PWNU DKI Jakarta meminta polisi segera menangkap Ferdinand Hutahaean menyusul cuitan 'Allahmu Ternyata Lemah'.

INILAHKORAN, Bandung- Reaksi buntut cuitan Ferdinand Hutahaean tentang 'Allahmu ternyata lemah' terus berdatangan. Kali ini, dari Pengurus Wilayah Nahdatul Ulama (PWNU) DKI Jakarta.

Mantan Politisi Partai Demokrat, Ferdinand Hutahaean ramai diperbincangkan lantaran cuitannya di twitter yang menyebut ‘Allahmu ternyata lemah’.

Atas cuitannya 'Allahmu Ternyata Lemah' yang viral itu, Ferdinand Hutahaean pun menyampaikan klarifikasi dalam sebuah video yang diunggah di akun Twitternya @FerdinandHaean3.
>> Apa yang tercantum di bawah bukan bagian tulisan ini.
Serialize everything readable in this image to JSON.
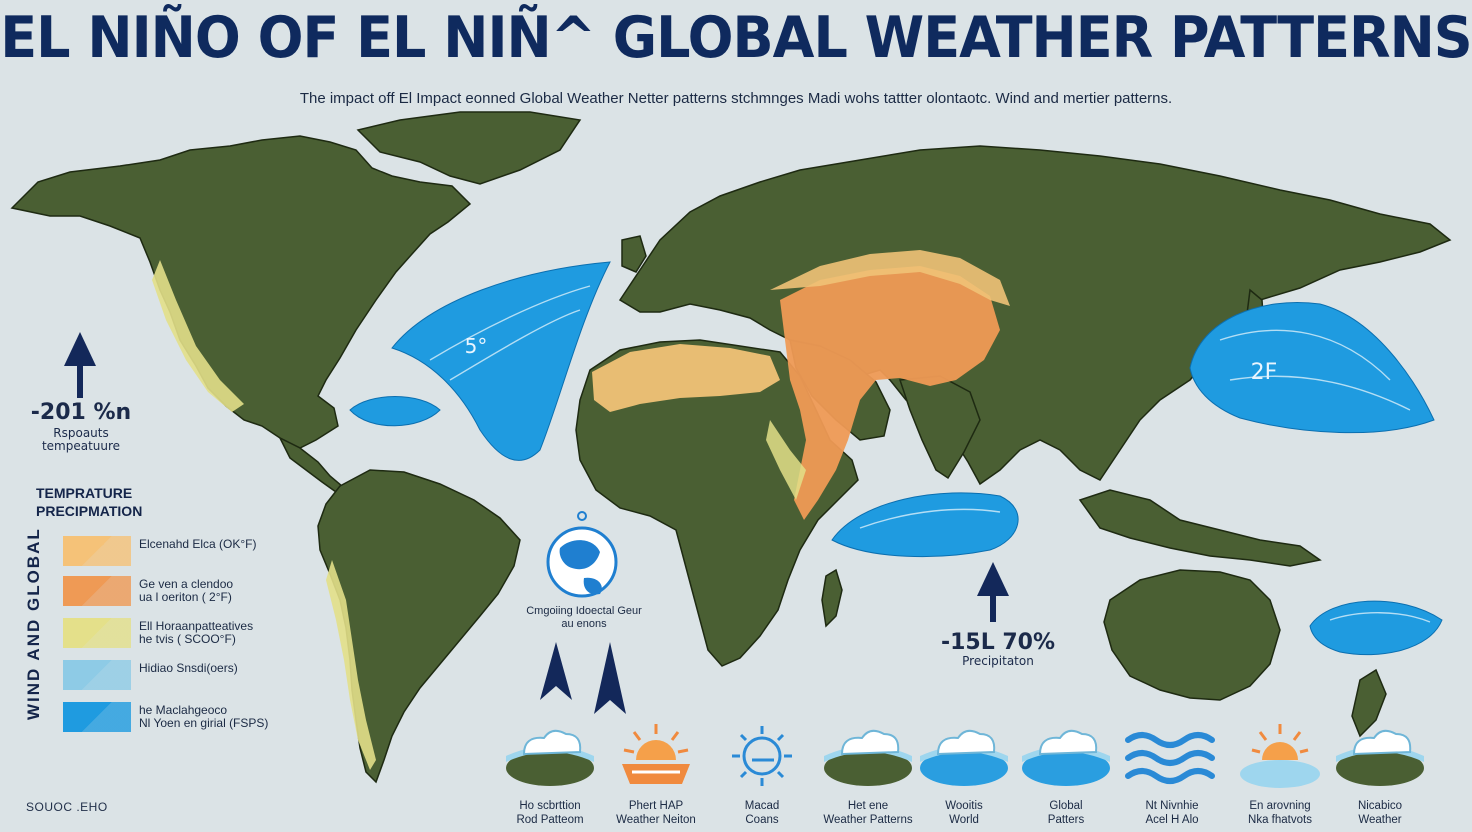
{
  "title": "EL NIÑO OF EL NIÑ^ GLOBAL WEATHER PATTERNS",
  "subtitle": "The impact off El Impact eonned Global Weather Netter patterns stchmnges Madi wohs tattter olontaotc. Wind and mertier patterns.",
  "callouts": {
    "west": {
      "value": "-201 %n",
      "label": "Rspoauts tempeatuure"
    },
    "atlantic_temp": "5°",
    "pacific_temp": "2F",
    "indian": {
      "value": "-15L 70%",
      "label": "Precipitaton"
    }
  },
  "globe_label": "Cmgoiing Idoectal Geur au enons",
  "legend": {
    "heading_lines": [
      "TEMPRATURE",
      "PRECIPMATION"
    ],
    "vertical_label": "WIND AND GLOBAL",
    "items": [
      {
        "label": "Elcenahd Elca  (OK°F)",
        "color": "#f5c278"
      },
      {
        "label": "Ge ven a clendoo\nua l oeriton ( 2°F)",
        "color": "#ef9a55"
      },
      {
        "label": "Ell Horaanpatteatives\nhe tvis ( SCOO°F)",
        "color": "#e4e08a"
      },
      {
        "label": "Hidiao Snsdi(oers)",
        "color": "#8ecbe6"
      },
      {
        "label": "he Maclahgeoco\nNl Yoen en girial (FSPS)",
        "color": "#1f9be0"
      }
    ]
  },
  "weather_icons": [
    {
      "icon": "cloud-over-land-icon",
      "label": "Ho scbrttion\nRod Patteom"
    },
    {
      "icon": "sun-heat-icon",
      "label": "Phert HAP\nWeather Neiton"
    },
    {
      "icon": "wind-gear-icon",
      "label": "Macad\nCoans"
    },
    {
      "icon": "cloud-over-land-icon",
      "label": "Het ene\nWeather Patterns"
    },
    {
      "icon": "cloud-over-water-icon",
      "label": "Wooitis\nWorld"
    },
    {
      "icon": "cloud-over-water-icon",
      "label": "Global\nPatters"
    },
    {
      "icon": "waves-icon",
      "label": "Nt Nivnhie\nAcel H Alo"
    },
    {
      "icon": "sun-over-water-icon",
      "label": "En arovning\nNka fhatvots"
    },
    {
      "icon": "cloud-over-land-icon",
      "label": "Nicabico\nWeather"
    }
  ],
  "source": "SOUOC .EHO",
  "colors": {
    "ocean": "#dbe3e6",
    "land": "#4a5f33",
    "land_stroke": "#1e2a12",
    "arid": "#ef9a55",
    "semiarid": "#f0c277",
    "moist": "#e2df88",
    "ocean_anomaly": "#1f9be0",
    "title": "#0f2a5e"
  }
}
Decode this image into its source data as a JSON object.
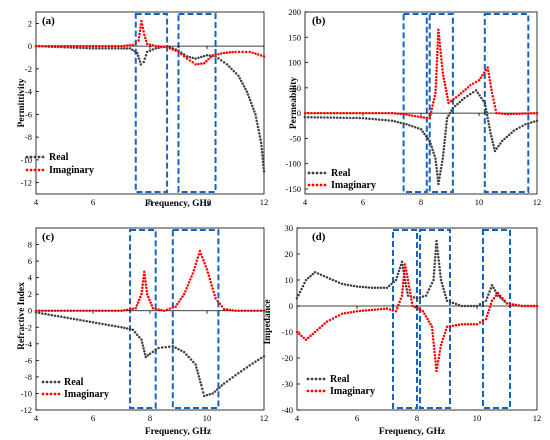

Baca Juga: Preview Persib vs Persita BRI Liga 1: Pembuktian Dua Juru Gedor Anyar Maung Bandung

Hanya saja, PWNU DKI Jakarta meminta Kapolri Jenderal Pol Listyo Sigit Prabowo memerintahkan jajarannya untuk segera menangkap Ferdinand Hutahaean.

“Saya sebagai Bendahara PWNU DKI meminta polisi untuk segara tangkap Ferdinand demi ketenangan bangsa,” kata Bendahara PWNU DKI Mohammad Taufik dalam keterangannya di Jakarta, Kamis 6 Januari 2022 seperti dikutip InilahKoran dari Inilah.com.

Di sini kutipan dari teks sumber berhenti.